Titanic, the Musical - Monday Music Review

We are approaching my 20 year high school graduation anniversary!  Yes, I’m a 2000 grad and I thought it was so cool to graduate high school in the year 2000.  I loved everything about my senior year, especially musically.  I loved our show choir songs (I’m sure I will share those with you in the future), my choir graduation songs, and our musical, Titanic.  We were the first high school in the country to do Titanic when it went off Broadway.  In fact, we got a message from some of the national tour cast congratulating us on our opening night.  It was so cool.  I played Marion Thayer, first class wife and mother.  My brother, 9 years old at the time, played my son – and man was he adorable.  My sister, a freshman that year, was a maid.  It was the only musical all three of us Kilmer kids got to be in a high school musical at the same time.   It was so precious.

 

This year there is an entire graduating class that is not getting their special end of the year activities – no show choir performances, cancelled musicals, and no graduation songs.  So I would like to share my high school musical with the graduating class of 2020.

 

Titanic, A New Musical, by Maury Yeston.  It seems like a morbid topic to make a musical out of but it was such an inspiring musical.  Many themes can be explored in the musical – class, love, connection, pride, blame, and yet ultimately hope.  The musical walks this fine line of exploring, expressing, and entertaining, all while remembering with sobering humility that we were representing real people, real people who suffered and many who actually lost their lives. 

 

There was not one main character but the show highlighted several lead characters from each class and working level on the ship.  First class showcased Ida and Isador Strauss, the elderly couple of refused to leave each other as the ship sank.  Their song, Still, is one of the more touching songs in the whole show.

The stoker and the telegraph operator, representing the working class aboard the ship demonstrated hope for the future with the Proposal and how one person can be connected with thousands, one event can touch the hearts of the world, The Night Was Alive (this song makes me cry every time).

Captain Smith, Mr.
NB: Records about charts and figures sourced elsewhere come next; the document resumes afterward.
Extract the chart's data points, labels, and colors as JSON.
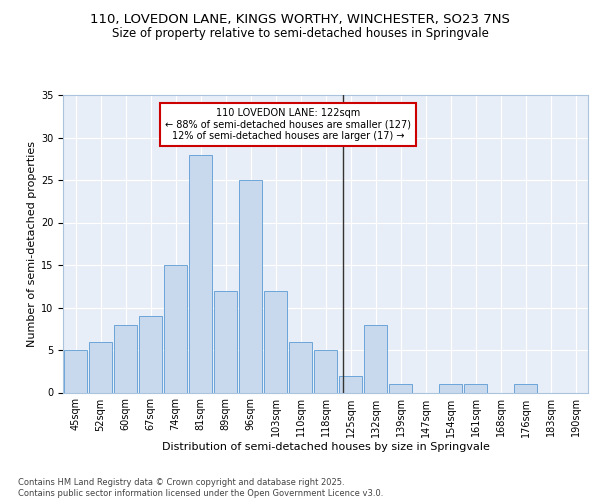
{
  "title1": "110, LOVEDON LANE, KINGS WORTHY, WINCHESTER, SO23 7NS",
  "title2": "Size of property relative to semi-detached houses in Springvale",
  "xlabel": "Distribution of semi-detached houses by size in Springvale",
  "ylabel": "Number of semi-detached properties",
  "bar_labels": [
    "45sqm",
    "52sqm",
    "60sqm",
    "67sqm",
    "74sqm",
    "81sqm",
    "89sqm",
    "96sqm",
    "103sqm",
    "110sqm",
    "118sqm",
    "125sqm",
    "132sqm",
    "139sqm",
    "147sqm",
    "154sqm",
    "161sqm",
    "168sqm",
    "176sqm",
    "183sqm",
    "190sqm"
  ],
  "bar_values": [
    5,
    6,
    8,
    9,
    15,
    28,
    12,
    25,
    12,
    6,
    5,
    2,
    8,
    1,
    0,
    1,
    1,
    0,
    1,
    0,
    0
  ],
  "bar_color": "#c9d9ed",
  "bar_edge_color": "#5b9bd5",
  "bg_color": "#e8eef7",
  "grid_color": "#ffffff",
  "vline_x_index": 10.714,
  "vline_color": "#333333",
  "annotation_text": "110 LOVEDON LANE: 122sqm\n← 88% of semi-detached houses are smaller (127)\n12% of semi-detached houses are larger (17) →",
  "annotation_box_color": "#cc0000",
  "footer_text": "Contains HM Land Registry data © Crown copyright and database right 2025.\nContains public sector information licensed under the Open Government Licence v3.0.",
  "ylim": [
    0,
    35
  ],
  "title1_fontsize": 9.5,
  "title2_fontsize": 8.5,
  "tick_fontsize": 7,
  "ylabel_fontsize": 8,
  "xlabel_fontsize": 8,
  "annotation_fontsize": 7,
  "footer_fontsize": 6
}
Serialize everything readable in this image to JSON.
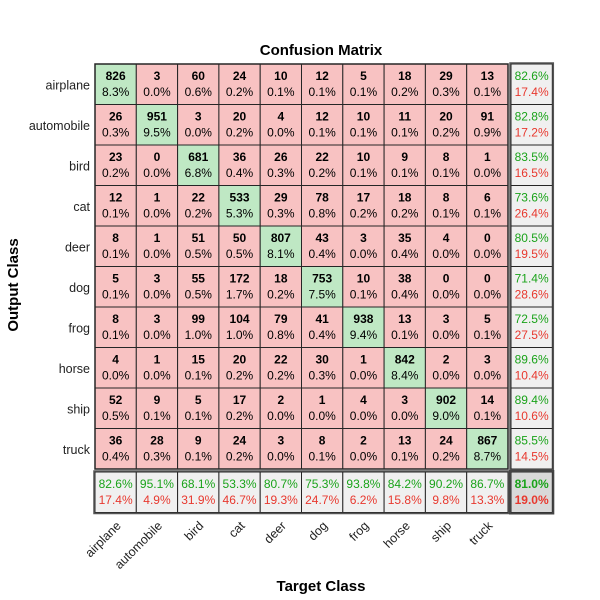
{
  "chart_data": {
    "type": "heatmap",
    "title": "Confusion Matrix",
    "xlabel": "Target Class",
    "ylabel": "Output Class",
    "classes": [
      "airplane",
      "automobile",
      "bird",
      "cat",
      "deer",
      "dog",
      "frog",
      "horse",
      "ship",
      "truck"
    ],
    "counts": [
      [
        826,
        3,
        60,
        24,
        10,
        12,
        5,
        18,
        29,
        13
      ],
      [
        26,
        951,
        3,
        20,
        4,
        12,
        10,
        11,
        20,
        91
      ],
      [
        23,
        0,
        681,
        36,
        26,
        22,
        10,
        9,
        8,
        1
      ],
      [
        12,
        1,
        22,
        533,
        29,
        78,
        17,
        18,
        8,
        6
      ],
      [
        8,
        1,
        51,
        50,
        807,
        43,
        3,
        35,
        4,
        0
      ],
      [
        5,
        3,
        55,
        172,
        18,
        753,
        10,
        38,
        0,
        0
      ],
      [
        8,
        3,
        99,
        104,
        79,
        41,
        938,
        13,
        3,
        5
      ],
      [
        4,
        1,
        15,
        20,
        22,
        30,
        1,
        842,
        2,
        3
      ],
      [
        52,
        9,
        5,
        17,
        2,
        1,
        4,
        3,
        902,
        14
      ],
      [
        36,
        28,
        9,
        24,
        3,
        8,
        2,
        13,
        24,
        867
      ]
    ],
    "percents": [
      [
        "8.3%",
        "0.0%",
        "0.6%",
        "0.2%",
        "0.1%",
        "0.1%",
        "0.1%",
        "0.2%",
        "0.3%",
        "0.1%"
      ],
      [
        "0.3%",
        "9.5%",
        "0.0%",
        "0.2%",
        "0.0%",
        "0.1%",
        "0.1%",
        "0.1%",
        "0.2%",
        "0.9%"
      ],
      [
        "0.2%",
        "0.0%",
        "6.8%",
        "0.4%",
        "0.3%",
        "0.2%",
        "0.1%",
        "0.1%",
        "0.1%",
        "0.0%"
      ],
      [
        "0.1%",
        "0.0%",
        "0.2%",
        "5.3%",
        "0.3%",
        "0.8%",
        "0.2%",
        "0.2%",
        "0.1%",
        "0.1%"
      ],
      [
        "0.1%",
        "0.0%",
        "0.5%",
        "0.5%",
        "8.1%",
        "0.4%",
        "0.0%",
        "0.4%",
        "0.0%",
        "0.0%"
      ],
      [
        "0.1%",
        "0.0%",
        "0.5%",
        "1.7%",
        "0.2%",
        "7.5%",
        "0.1%",
        "0.4%",
        "0.0%",
        "0.0%"
      ],
      [
        "0.1%",
        "0.0%",
        "1.0%",
        "1.0%",
        "0.8%",
        "0.4%",
        "9.4%",
        "0.1%",
        "0.0%",
        "0.1%"
      ],
      [
        "0.0%",
        "0.0%",
        "0.1%",
        "0.2%",
        "0.2%",
        "0.3%",
        "0.0%",
        "8.4%",
        "0.0%",
        "0.0%"
      ],
      [
        "0.5%",
        "0.1%",
        "0.1%",
        "0.2%",
        "0.0%",
        "0.0%",
        "0.0%",
        "0.0%",
        "9.0%",
        "0.1%"
      ],
      [
        "0.4%",
        "0.3%",
        "0.1%",
        "0.2%",
        "0.0%",
        "0.1%",
        "0.0%",
        "0.1%",
        "0.2%",
        "8.7%"
      ]
    ],
    "row_summary": [
      {
        "correct": "82.6%",
        "wrong": "17.4%"
      },
      {
        "correct": "82.8%",
        "wrong": "17.2%"
      },
      {
        "correct": "83.5%",
        "wrong": "16.5%"
      },
      {
        "correct": "73.6%",
        "wrong": "26.4%"
      },
      {
        "correct": "80.5%",
        "wrong": "19.5%"
      },
      {
        "correct": "71.4%",
        "wrong": "28.6%"
      },
      {
        "correct": "72.5%",
        "wrong": "27.5%"
      },
      {
        "correct": "89.6%",
        "wrong": "10.4%"
      },
      {
        "correct": "89.4%",
        "wrong": "10.6%"
      },
      {
        "correct": "85.5%",
        "wrong": "14.5%"
      }
    ],
    "col_summary": [
      {
        "correct": "82.6%",
        "wrong": "17.4%"
      },
      {
        "correct": "95.1%",
        "wrong": "4.9%"
      },
      {
        "correct": "68.1%",
        "wrong": "31.9%"
      },
      {
        "correct": "53.3%",
        "wrong": "46.7%"
      },
      {
        "correct": "80.7%",
        "wrong": "19.3%"
      },
      {
        "correct": "75.3%",
        "wrong": "24.7%"
      },
      {
        "correct": "93.8%",
        "wrong": "6.2%"
      },
      {
        "correct": "84.2%",
        "wrong": "15.8%"
      },
      {
        "correct": "90.2%",
        "wrong": "9.8%"
      },
      {
        "correct": "86.7%",
        "wrong": "13.3%"
      }
    ],
    "overall": {
      "correct": "81.0%",
      "wrong": "19.0%"
    },
    "colors": {
      "diagonal": "#bfe8c4",
      "off_diagonal": "#f8c2c2",
      "summary": "#f0f0f0",
      "overall": "#d9d9d9",
      "correct_text": "#1aa31a",
      "wrong_text": "#e8382e",
      "grid": "#262626"
    }
  }
}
Ismay (the owner), and Mr. Andrews (the builder) demonstrate pride and hubris – an unsinkable ship, beating all speed records, ignoring warnings of icebergs when sighted.  Their pride, ego, hubris, and ultimately anger all culminate in the powerful song The Blame.

The telling of this tragedy, honoring the one thousand, five hundred and seventeen lost souls, still ends on a note of hope, Godspeed Titanic.